The infoshop sounds like it'll be a really useful resource and it looks slick/inviting to all.
cool
Ronny Chip-twist
I thought squatting was illegal in Scotland
21.06.2005 08:43
Tom
Tom...troll
21.06.2005 10:18
anarchoteapot
It's not squatted
21.06.2005 18:45
Ever since the little episode with the accounts Dissent has been quick to try and spend as much as they can before the final examination. this is one of those
worker
Please ignore the trolls
21.06.2005 20:34
active lens
press coverage
22.06.2005 08:44
21 June 2005 17:58
http://scotlandtoday.scottishtv.co.uk/content/default.asp?page=s1_1_1&newsid=8083
(see website for tv news video)
A radical protest group which is hoping to shut down the G8 summit at Gleneagles has set up an information shop in Edinburgh. The Dissent network says it wants to address public concern over what will happen during its demonstrations next month. With just over two weeks to go, security measures in the capital are being stepped up.
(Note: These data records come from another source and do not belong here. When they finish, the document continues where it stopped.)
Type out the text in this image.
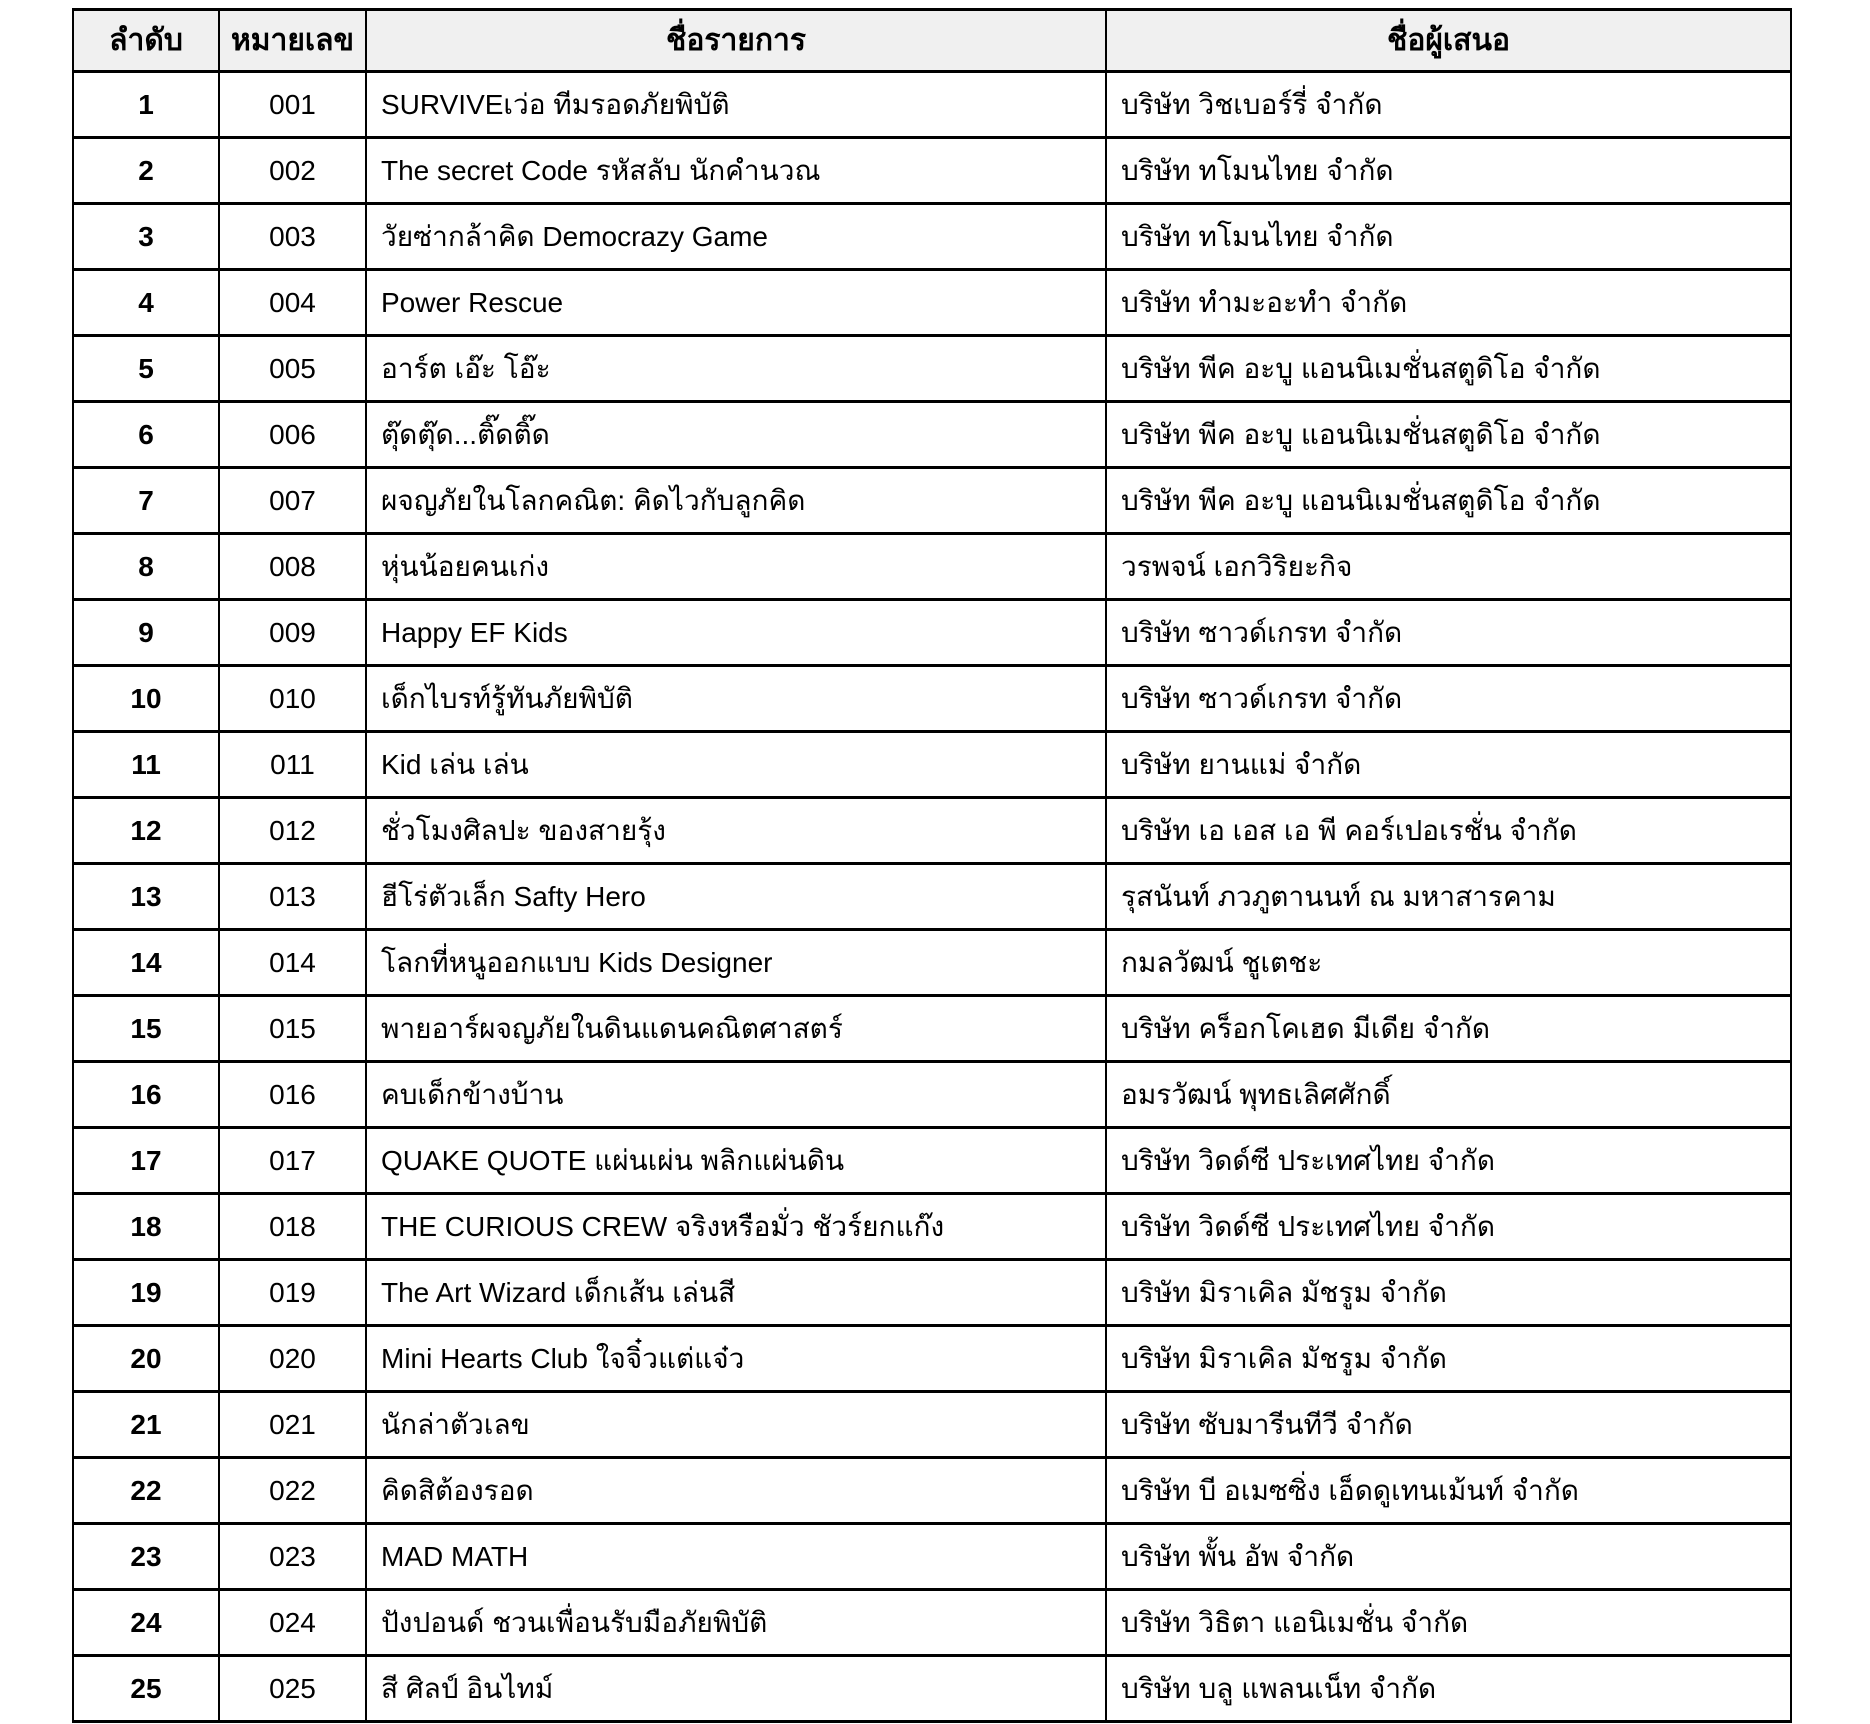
ลำดับ	หมายเลข	ชื่อรายการ	ชื่อผู้เสนอ
1	001	SURVIVEเว่อ ทีมรอดภัยพิบัติ	บริษัท วิชเบอร์รี่ จำกัด
2	002	The secret Code รหัสลับ นักคำนวณ	บริษัท ทโมนไทย จำกัด
3	003	วัยซ่ากล้าคิด Democrazy Game	บริษัท ทโมนไทย จำกัด
4	004	Power Rescue	บริษัท ทำมะอะทำ จำกัด
5	005	อาร์ต เอ๊ะ โอ๊ะ	บริษัท พีค อะบู แอนนิเมชั่นสตูดิโอ จำกัด
6	006	ตุ๊ดตุ๊ด...ติ๊ดติ๊ด	บริษัท พีค อะบู แอนนิเมชั่นสตูดิโอ จำกัด
7	007	ผจญภัยในโลกคณิต: คิดไวกับลูกคิด	บริษัท พีค อะบู แอนนิเมชั่นสตูดิโอ จำกัด
8	008	หุ่นน้อยคนเก่ง	วรพจน์ เอกวิริยะกิจ
9	009	Happy EF Kids	บริษัท ซาวด์เกรท จำกัด
10	010	เด็กไบรท์รู้ทันภัยพิบัติ	บริษัท ซาวด์เกรท จำกัด
11	011	Kid เล่น เล่น	บริษัท ยานแม่ จำกัด
12	012	ชั่วโมงศิลปะ ของสายรุ้ง	บริษัท เอ เอส เอ พี คอร์เปอเรชั่น จำกัด
13	013	ฮีโร่ตัวเล็ก Safty Hero	รุสนันท์ ภวภูตานนท์ ณ มหาสารคาม
14	014	โลกที่หนูออกแบบ Kids Designer	กมลวัฒน์ ชูเตชะ
15	015	พายอาร์ผจญภัยในดินแดนคณิตศาสตร์	บริษัท คร็อกโคเฮด มีเดีย จำกัด
16	016	คบเด็กข้างบ้าน	อมรวัฒน์ พุทธเลิศศักดิ์
17	017	QUAKE QUOTE แผ่นเผ่น พลิกแผ่นดิน	บริษัท วิดด์ซี ประเทศไทย จำกัด
18	018	THE CURIOUS CREW จริงหรือมั่ว ชัวร์ยกแก๊ง	บริษัท วิดด์ซี ประเทศไทย จำกัด
19	019	The Art Wizard เด็กเส้น เล่นสี	บริษัท มิราเคิล มัชรูม จำกัด
20	020	Mini Hearts Club ใจจิ๋วแต่แจ๋ว	บริษัท มิราเคิล มัชรูม จำกัด
21	021	นักล่าตัวเลข	บริษัท ซับมารีนทีวี จำกัด
22	022	คิดสิต้องรอด	บริษัท บี อเมซซิ่ง เอ็ดดูเทนเม้นท์ จำกัด
23	023	MAD MATH	บริษัท พั้น อัพ จำกัด
24	024	ปังปอนด์ ชวนเพื่อนรับมือภัยพิบัติ	บริษัท วิธิตา แอนิเมชั่น จำกัด
25	025	สี ศิลป์ อินไทม์	บริษัท บลู แพลนเน็ท จำกัด
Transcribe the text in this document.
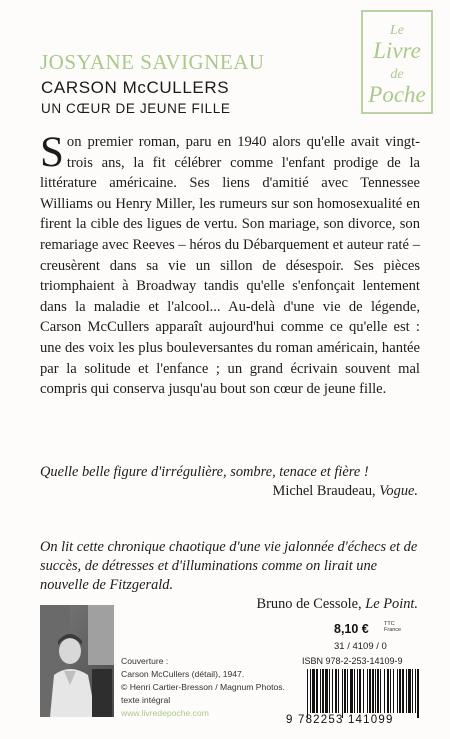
JOSYANE SAVIGNEAU
CARSON McCULLERS
UN CŒUR DE JEUNE FILLE
Le
Livre
de
Poche
Son premier roman, paru en 1940 alors qu'elle avait vingt-trois ans, la fit célébrer comme l'enfant prodige de la littérature américaine. Ses liens d'amitié avec Tennessee Williams ou Henry Miller, les rumeurs sur son homosexualité en firent la cible des ligues de vertu. Son mariage, son divorce, son remariage avec Reeves – héros du Débarquement et auteur raté – creusèrent dans sa vie un sillon de désespoir. Ses pièces triomphaient à Broadway tandis qu'elle s'enfonçait lentement dans la maladie et l'alcool... Au-delà d'une vie de légende, Carson McCullers apparaît aujourd'hui comme ce qu'elle est : une des voix les plus bouleversantes du roman américain, hantée par la solitude et l'enfance ; un grand écrivain souvent mal compris qui conserva jusqu'au bout son cœur de jeune fille.
Quelle belle figure d'irrégulière, sombre, tenace et fière !
Michel Braudeau, Vogue.
On lit cette chronique chaotique d'une vie jalonnée d'échecs et de succès, de détresses et d'illuminations comme on lirait une nouvelle de Fitzgerald.
Bruno de Cessole, Le Point.
Couverture :
Carson McCullers (détail), 1947.
© Henri Cartier-Bresson / Magnum Photos.
texte intégral
www.livredepoche.com
8,10 €	TTC
France
31 / 4109 / 0
ISBN 978-2-253-14109-9
9 782253 141099
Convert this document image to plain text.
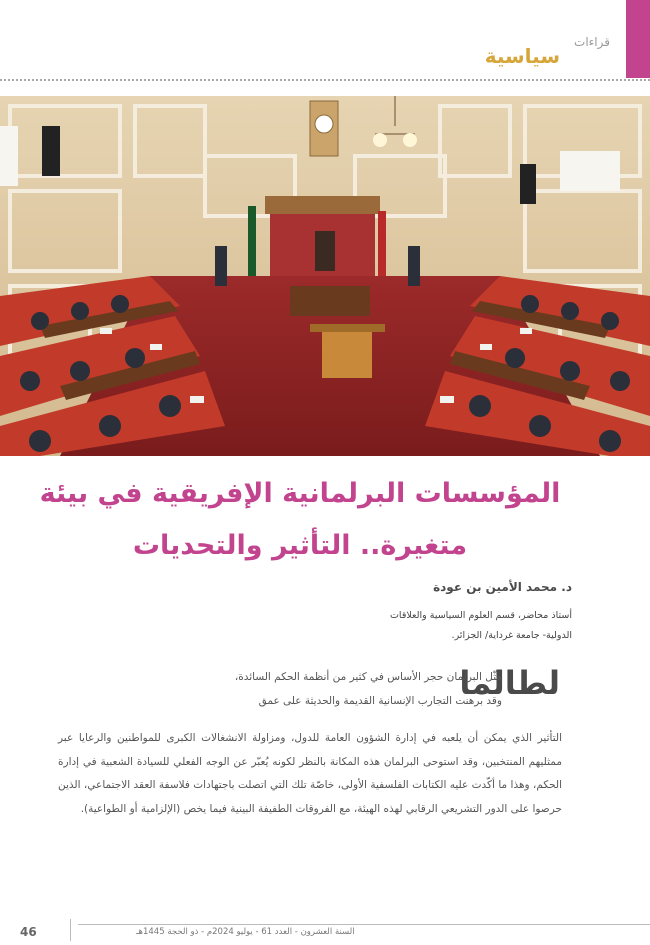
قراءات
سياسية
المؤسسات البرلمانية الإفريقية في بيئة
متغيرة.. التأثير والتحديات
د. محمد الأمين بن عودة
أستاذ محاضر، قسم العلوم السياسية والعلاقات
الدولية- جامعة غرداية/ الجزائر.
لطالما
مثّل البرلمان حجر الأساس في كثير من أنظمة الحكم السائدة،
وقد برهنت التجارب الإنسانية القديمة والحديثة على عمق

التأثير الذي يمكن أن يلعبه في إدارة الشؤون العامة للدول، ومزاولة الانشغالات الكبرى للمواطنين والرعايا عبر ممثليهم المنتخبين، وقد استوحى البرلمان هذه المكانة بالنظر لكونه يُعبّر عن الوجه الفعلي للسيادة الشعبية في إدارة الحكم، وهذا ما أكّدت عليه الكتابات الفلسفية الأولى، خاصّة تلك التي اتصلت باجتهادات فلاسفة العقد الاجتماعي، الذين حرصوا على الدور التشريعي الرقابي لهذه الهيئة، مع الفروقات الطفيفة البينية فيما يخص (الإلزامية أو الطواعية).

46	السنة العشرون - العدد 61 - يوليو 2024م - ذو الحجة 1445هـ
Edinburgh cabbie Eddie Cairney is a worried man. His taxi advertises McDonald's, one of the world's biggest corporations.
He said: "I picked up a few people and they said that I was a potential target during the G8. They were on the protest march and there were going to be targets and I was one of them because I was a McDonald advert taxi."
The Dissent network says those kind of fears are misplaced. It's an alliance of 25 groups, some of which involve anarchists. It's hoping to close down the summit by blockading roads round Gleneagles. It's also planning protests in the capital itself - hence the shop on Leith Walk.
Jane Hill, a campaigner from the Twinford Dissent! group said: "It's a space where people from Edinburgh can come and get the information they need. I'm very conscious that people have concerns about the protests so we're setting up an open space, an open shop where people are welcome to have a cup of coffee and find out what's going on."
Dissent activists will join the Make Poverty History march advertised today on Glasgow's Finniston Crane, but its websites say they will do so under another slogan - Make Capitalism History. Edinburgh is facing a massive security operation. The parliament and Holyrood Palace are being encircled with a steel fence - a precaution, say the police.
Protesters from all over Europe and further afield are now heading to Scotland. But this is kind of unprecedented security really necessary? The simple answer is at the moment, no one can say for sure.